The spokesman for Lamont’s budget office, Chris McClure, responded to the ERN report by noting Connecticut has made huge strides in recent years to stabilize the teachers’ pension fund, including a supplemental $900 million payment this fall.
And while eliminating billions of dollars in pension debt will take decades, “Governor Lamont is committed to seeking real solutions for Connecticut’s taxpayers, particularly relief with local property taxes,” McClure added. “… But to address our long-standing issues, we must be ever-mindful of the short and long-term impacts and the solutions should make sense for all of those affected.”
Dowell acknowledged the concept of billing any community for teacher pensions is politically tricky, but she was optimistic the latest debate would be different.
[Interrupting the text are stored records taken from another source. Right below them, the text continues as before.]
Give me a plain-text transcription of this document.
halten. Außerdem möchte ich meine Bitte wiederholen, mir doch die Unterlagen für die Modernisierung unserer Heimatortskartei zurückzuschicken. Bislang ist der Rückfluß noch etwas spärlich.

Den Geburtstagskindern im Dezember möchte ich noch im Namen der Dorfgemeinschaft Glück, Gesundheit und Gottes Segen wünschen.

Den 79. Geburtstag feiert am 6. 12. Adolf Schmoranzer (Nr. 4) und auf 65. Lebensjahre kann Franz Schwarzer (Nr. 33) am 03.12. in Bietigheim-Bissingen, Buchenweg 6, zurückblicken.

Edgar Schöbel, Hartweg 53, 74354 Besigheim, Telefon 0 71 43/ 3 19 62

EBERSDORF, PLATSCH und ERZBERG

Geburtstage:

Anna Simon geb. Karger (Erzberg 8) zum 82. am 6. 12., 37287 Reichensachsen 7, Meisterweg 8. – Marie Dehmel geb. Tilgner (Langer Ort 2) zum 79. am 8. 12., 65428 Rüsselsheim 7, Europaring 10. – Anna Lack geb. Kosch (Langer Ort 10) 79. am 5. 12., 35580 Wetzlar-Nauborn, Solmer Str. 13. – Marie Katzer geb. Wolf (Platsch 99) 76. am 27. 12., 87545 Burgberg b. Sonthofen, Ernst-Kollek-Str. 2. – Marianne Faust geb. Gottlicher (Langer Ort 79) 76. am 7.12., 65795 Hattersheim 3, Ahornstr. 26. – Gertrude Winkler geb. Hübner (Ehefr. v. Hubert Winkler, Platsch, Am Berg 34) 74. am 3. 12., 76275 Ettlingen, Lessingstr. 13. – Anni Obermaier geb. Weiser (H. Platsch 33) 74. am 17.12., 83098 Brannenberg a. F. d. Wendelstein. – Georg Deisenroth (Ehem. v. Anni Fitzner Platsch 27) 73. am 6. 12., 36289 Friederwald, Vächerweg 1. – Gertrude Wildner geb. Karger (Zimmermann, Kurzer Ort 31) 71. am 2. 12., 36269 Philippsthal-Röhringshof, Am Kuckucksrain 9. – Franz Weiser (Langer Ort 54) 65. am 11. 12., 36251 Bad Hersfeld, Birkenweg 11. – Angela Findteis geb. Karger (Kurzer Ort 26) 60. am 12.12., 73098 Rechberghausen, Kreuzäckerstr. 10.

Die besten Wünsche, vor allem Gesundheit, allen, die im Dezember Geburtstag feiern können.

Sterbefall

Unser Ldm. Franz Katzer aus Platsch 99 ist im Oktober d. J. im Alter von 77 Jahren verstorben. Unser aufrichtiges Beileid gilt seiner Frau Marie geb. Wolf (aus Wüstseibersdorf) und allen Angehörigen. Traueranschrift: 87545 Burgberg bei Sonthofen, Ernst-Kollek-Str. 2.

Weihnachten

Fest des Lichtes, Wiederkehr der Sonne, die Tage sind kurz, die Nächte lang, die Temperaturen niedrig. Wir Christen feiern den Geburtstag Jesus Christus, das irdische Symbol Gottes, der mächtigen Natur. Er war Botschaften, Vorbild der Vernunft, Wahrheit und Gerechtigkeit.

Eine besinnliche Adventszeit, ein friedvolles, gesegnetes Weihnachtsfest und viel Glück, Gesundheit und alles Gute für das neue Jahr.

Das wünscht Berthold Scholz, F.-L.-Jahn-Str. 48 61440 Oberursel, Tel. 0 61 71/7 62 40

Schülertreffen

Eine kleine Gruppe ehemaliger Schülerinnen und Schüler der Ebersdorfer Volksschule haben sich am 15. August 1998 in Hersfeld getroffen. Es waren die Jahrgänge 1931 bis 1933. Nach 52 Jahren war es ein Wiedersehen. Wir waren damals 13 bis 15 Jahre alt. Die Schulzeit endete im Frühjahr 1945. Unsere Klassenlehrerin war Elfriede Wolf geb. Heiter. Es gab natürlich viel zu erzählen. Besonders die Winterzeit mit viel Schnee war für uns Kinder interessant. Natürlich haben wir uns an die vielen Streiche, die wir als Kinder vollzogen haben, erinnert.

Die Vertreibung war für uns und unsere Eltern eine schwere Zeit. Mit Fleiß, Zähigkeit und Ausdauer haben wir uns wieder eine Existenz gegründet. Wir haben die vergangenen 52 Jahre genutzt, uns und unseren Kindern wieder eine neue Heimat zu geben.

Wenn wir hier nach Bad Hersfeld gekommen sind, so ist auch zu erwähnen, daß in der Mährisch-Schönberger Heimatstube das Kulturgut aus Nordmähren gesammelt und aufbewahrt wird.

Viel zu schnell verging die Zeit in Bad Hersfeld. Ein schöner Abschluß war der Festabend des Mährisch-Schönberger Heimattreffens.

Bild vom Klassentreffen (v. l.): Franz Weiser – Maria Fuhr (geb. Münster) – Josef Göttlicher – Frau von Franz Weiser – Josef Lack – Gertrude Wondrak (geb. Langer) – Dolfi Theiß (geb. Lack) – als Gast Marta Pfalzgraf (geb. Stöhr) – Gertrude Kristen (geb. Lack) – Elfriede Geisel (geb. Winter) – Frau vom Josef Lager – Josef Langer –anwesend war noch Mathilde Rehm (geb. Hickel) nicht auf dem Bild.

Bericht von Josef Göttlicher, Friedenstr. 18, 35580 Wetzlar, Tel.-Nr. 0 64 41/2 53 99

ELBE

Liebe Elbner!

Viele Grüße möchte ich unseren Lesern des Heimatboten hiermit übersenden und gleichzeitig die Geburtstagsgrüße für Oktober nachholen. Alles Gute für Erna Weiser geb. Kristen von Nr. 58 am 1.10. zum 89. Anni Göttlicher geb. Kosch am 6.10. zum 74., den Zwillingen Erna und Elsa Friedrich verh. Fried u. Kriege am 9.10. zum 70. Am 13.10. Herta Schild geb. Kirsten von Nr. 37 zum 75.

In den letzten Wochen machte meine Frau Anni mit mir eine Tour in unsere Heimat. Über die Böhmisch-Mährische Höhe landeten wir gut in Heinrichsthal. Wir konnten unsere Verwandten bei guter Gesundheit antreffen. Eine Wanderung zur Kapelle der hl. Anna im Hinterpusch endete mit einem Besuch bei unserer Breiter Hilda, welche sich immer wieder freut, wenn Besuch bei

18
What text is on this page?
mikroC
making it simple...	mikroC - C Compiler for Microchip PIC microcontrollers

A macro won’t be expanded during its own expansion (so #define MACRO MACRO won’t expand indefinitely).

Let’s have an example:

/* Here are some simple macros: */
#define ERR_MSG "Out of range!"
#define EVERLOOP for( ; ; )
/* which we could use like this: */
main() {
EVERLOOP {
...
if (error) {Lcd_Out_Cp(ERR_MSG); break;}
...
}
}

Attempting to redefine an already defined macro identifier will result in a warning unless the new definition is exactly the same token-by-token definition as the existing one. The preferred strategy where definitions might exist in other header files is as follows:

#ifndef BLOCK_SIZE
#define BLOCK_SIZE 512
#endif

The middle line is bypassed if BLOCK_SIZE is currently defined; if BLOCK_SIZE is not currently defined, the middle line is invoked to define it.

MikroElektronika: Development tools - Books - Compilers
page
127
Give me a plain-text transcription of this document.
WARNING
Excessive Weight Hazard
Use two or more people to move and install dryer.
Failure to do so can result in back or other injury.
ERN intentionally focused on the concept of fairness rather than the method for achieving it. In other words, the analysis does not recommend which wealthy communities should pay, and which low-income communities might receive new aid, nor does it say by how much.
The analysis does suggest the state could use some of the proceeds from the teacher pension bills sent to wealthy towns to bolster existing education grants to needy districts or create a new source of funding to help them with teacher recruitment.
The report’s findings “have a real-life impact on children,” Dowell said, adding that advocates hope progress can be made over time.
“The politics of pensions are sometimes the politics of trade-offs,” added Anthony Randazzo, executive director of the Equable Institute, the Queens-based policy group that prepared the analysis for ERN. “The status quo, though, is clearly inequitable. … There is no reason why the distribution of per-pupil pension subsidies should align with the performance of schools.”
Coronavirus pandemic may open door to education reform debate
Some key lawmakers said this week that the Education Reform Now report is asking the right questions at just the right time.
“I do think it’s worth exploring,” said Rep. Bobby Gibson, D-Bloomfield, co-chairman of the General Assembly’s Black and Puerto Rican Caucus, noting that longstanding inequalities in many areas, including education, are beginning to draw increasing attention at the Capitol.
The pandemic has exposed inequalities in education, health care, economic opportunity and other areas like never before, said Rep. Toni Walker, D-New Haven, longtime co-chairwoman of the legislature’s Appropriations Committee.
Students were separated from normal school routines for much of the past two years. Districts with large numbers of experienced teachers coped far better than poorer, understaffed districts, Walker said.
“I think it’s a good concept,” the New Haven lawmaker said of the ERN report. “What it’s trying to do is, as much as possible, equalize the education delivery system. We can no longer have lip service and say ‘we believe in equable education and then do nothing.”